A FEW days after Karachi was lashed by record-breaking rains, there is a palpable feeling of rage amongst this hapless city’s residents. This is not without reason, for in the face of a devastating calamity the people have been left to fend for themselves by those who wield power in this country.

Extreme weather events happen all over the globe, yet damage is mitigated by planning ahead and ensuring that all humanly possible measures are taken to protect lives and property. But in Karachi’s case, these measures are mostly limited to press statements — or the distinct lack of them — and the federal, provincial and local governments seem far more interested in attacking each other’s performance than in solving the city’s problems.

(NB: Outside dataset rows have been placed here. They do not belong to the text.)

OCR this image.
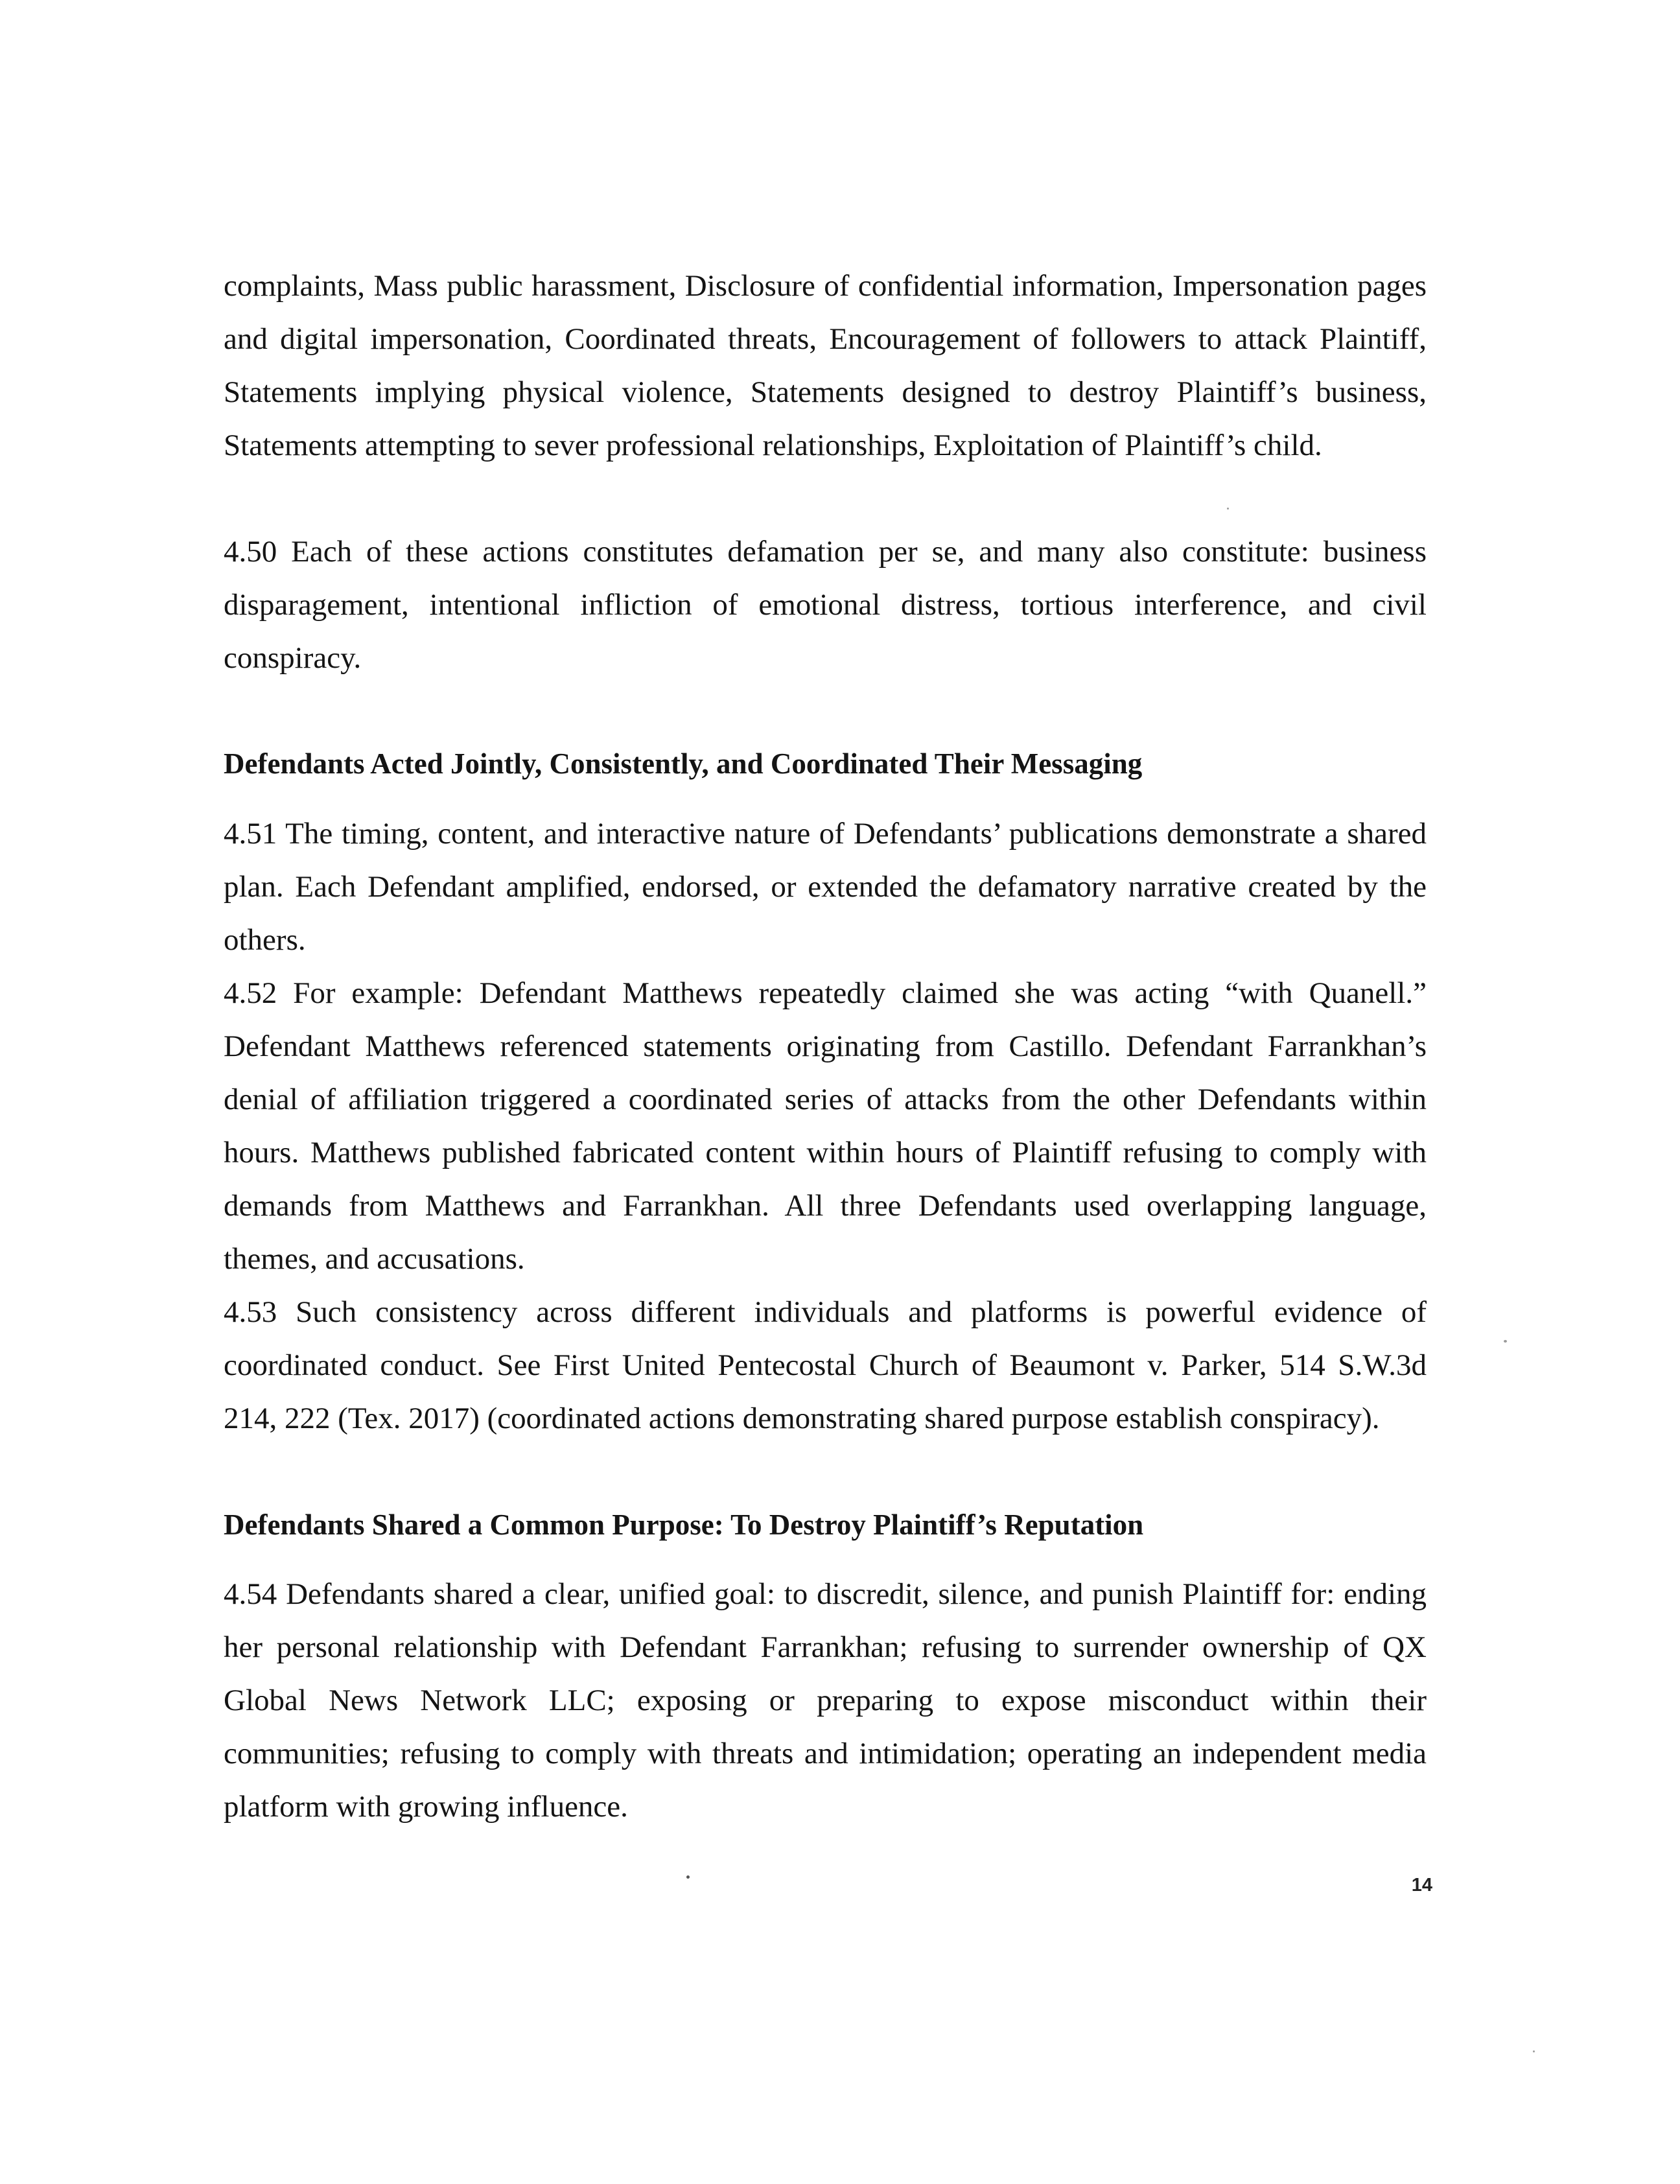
complaints, Mass public harassment, Disclosure of confidential information, Impersonation pages and digital impersonation, Coordinated threats, Encouragement of followers to attack Plaintiff, Statements implying physical violence, Statements designed to destroy Plaintiff’s business, Statements attempting to sever professional relationships, Exploitation of Plaintiff’s child.

4.50 Each of these actions constitutes defamation per se, and many also constitute: business disparagement, intentional infliction of emotional distress, tortious interference, and civil conspiracy.

Defendants Acted Jointly, Consistently, and Coordinated Their Messaging

4.51 The timing, content, and interactive nature of Defendants’ publications demonstrate a shared plan. Each Defendant amplified, endorsed, or extended the defamatory narrative created by the others.

4.52 For example: Defendant Matthews repeatedly claimed she was acting “with Quanell.” Defendant Matthews referenced statements originating from Castillo. Defendant Farrankhan’s denial of affiliation triggered a coordinated series of attacks from the other Defendants within hours. Matthews published fabricated content within hours of Plaintiff refusing to comply with demands from Matthews and Farrankhan. All three Defendants used overlapping language, themes, and accusations.

4.53 Such consistency across different individuals and platforms is powerful evidence of coordinated conduct. See First United Pentecostal Church of Beaumont v. Parker, 514 S.W.3d 214, 222 (Tex. 2017) (coordinated actions demonstrating shared purpose establish conspiracy).

Defendants Shared a Common Purpose: To Destroy Plaintiff’s Reputation

4.54 Defendants shared a clear, unified goal: to discredit, silence, and punish Plaintiff for: ending her personal relationship with Defendant Farrankhan; refusing to surrender ownership of QX Global News Network LLC; exposing or preparing to expose misconduct within their communities; refusing to comply with threats and intimidation; operating an independent media platform with growing influence.

14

However, in the wake of the latest disaster, there seems to be a change in tone, with the prime minister himself paying attention to the crisis in the country’s commercial capital. On Monday, Imran Khan said he wanted a “Karachi Transformation Plan” finalised soon, while earlier he had stated that the centre would “not abandon” Karachi in times of crises.

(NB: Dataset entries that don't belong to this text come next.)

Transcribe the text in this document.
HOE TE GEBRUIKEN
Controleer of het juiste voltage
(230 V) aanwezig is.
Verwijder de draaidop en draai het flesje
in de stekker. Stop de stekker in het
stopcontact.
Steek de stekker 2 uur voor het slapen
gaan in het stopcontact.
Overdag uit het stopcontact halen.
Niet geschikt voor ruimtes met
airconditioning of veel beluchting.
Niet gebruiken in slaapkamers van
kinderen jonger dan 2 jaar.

This resolve to prevent such disasters from happening again in Karachi is commendable, and to underscore his commitment Mr Khan should visit the metropolis as soon as he can to witness the devastation for himself. Under the prime minister’s plan, the city’s key issues — solid waste management, water shortage, matters related to water and sewerage as well as transport — will be focused on.

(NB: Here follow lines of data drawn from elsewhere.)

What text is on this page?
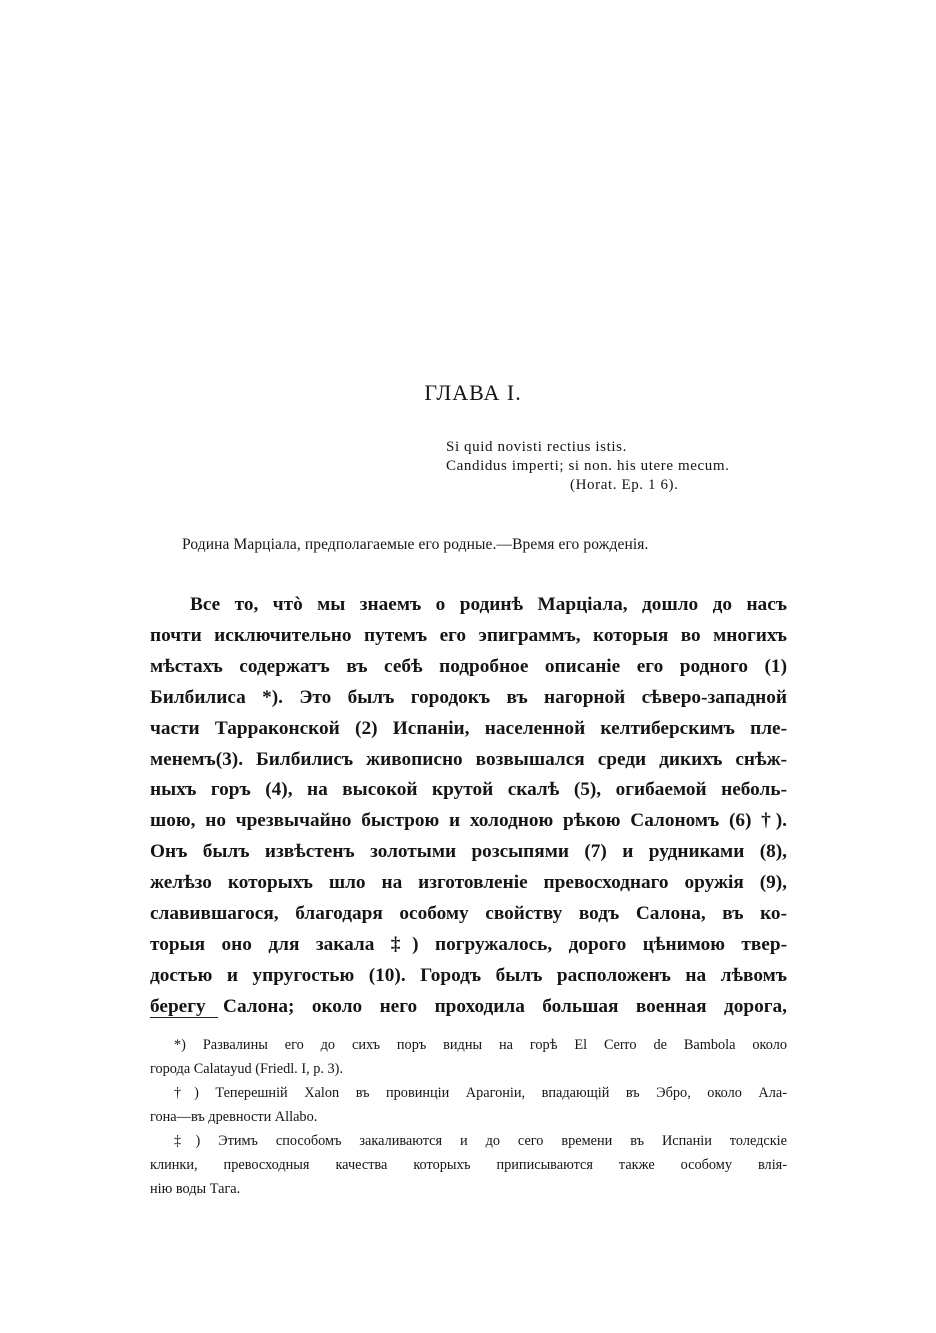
ГЛАВА I.
Si quid novisti rectius istis.
Candidus imperti; si non. his utere mecum.
(Horat. Ep. 1 6).
Родина Марціала, предполагаемые его родные.—Время его рожденія.
Все то, чтò мы знаемъ о родинѣ Марціала, дошло до насъ
почти исключительно путемъ его эпиграммъ, которыя во многихъ
мѣстахъ содержатъ въ себѣ подробное описаніе его родного (1)
Билбилиса *). Это былъ городокъ въ нагорной сѣверо-западной
части Тарраконской (2) Испаніи, населенной келтиберскимъ пле-
менемъ(3). Билбилисъ живописно возвышался среди дикихъ снѣж-
ныхъ горъ (4), на высокой крутой скалѣ (5), огибаемой неболь-
шою, но чрезвычайно быстрою и холодною рѣкою Салономъ (6) †).
Онъ былъ извѣстенъ золотыми розсыпями (7) и рудниками (8),
желѣзо которыхъ шло на изготовленіе превосходнаго оружія (9),
славившагося, благодаря особому свойству водъ Салона, въ ко-
торыя оно для закала ‡) погружалось, дорого цѣнимою твер-
достью и упругостью (10). Городъ былъ расположенъ на лѣвомъ
берегу Салона; около него проходила большая военная дорога,
*) Развалины его до сихъ поръ видны на горѣ El Cerro de Bambola около
города Calatayud (Friedl. I, p. 3).
†) Теперешній Xalon въ провинціи Арагоніи, впадающій въ Эбро, около Ала-
гона—въ древности Allabo.
‡) Этимъ способомъ закаливаются и до сего времени въ Испаніи толедскіе
клинки, превосходныя качества которыхъ приписываются также особому влія-
нію воды Тага.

From here on, both the federal and Sindh governments need to put politics aside and combine forces to help bring Karachi into the 21st century. The neglect of this city has gone on for decades, and this sad fact was manifested most painfully last Thursday when Karachi’s entire infrastructure collapsed and was seemingly washed away by the monsoon deluge.

Monday also marked the day when the tenure of local governments ended in Sindh. Along with coming up with a workable master plan for Karachi with the centre, the Sindh government must take the provincial local bodies law back to the drawing board. The SLGA 2013 has been a miserable failure, especially in Karachi, as the third tier has been eviscerated by a provincial government that has usurped all civic powers.

If meaningful change is to come to Karachi, the Sindh administration must give back civic powers to an elected mayor, while maintaining checks and balances on the third tier.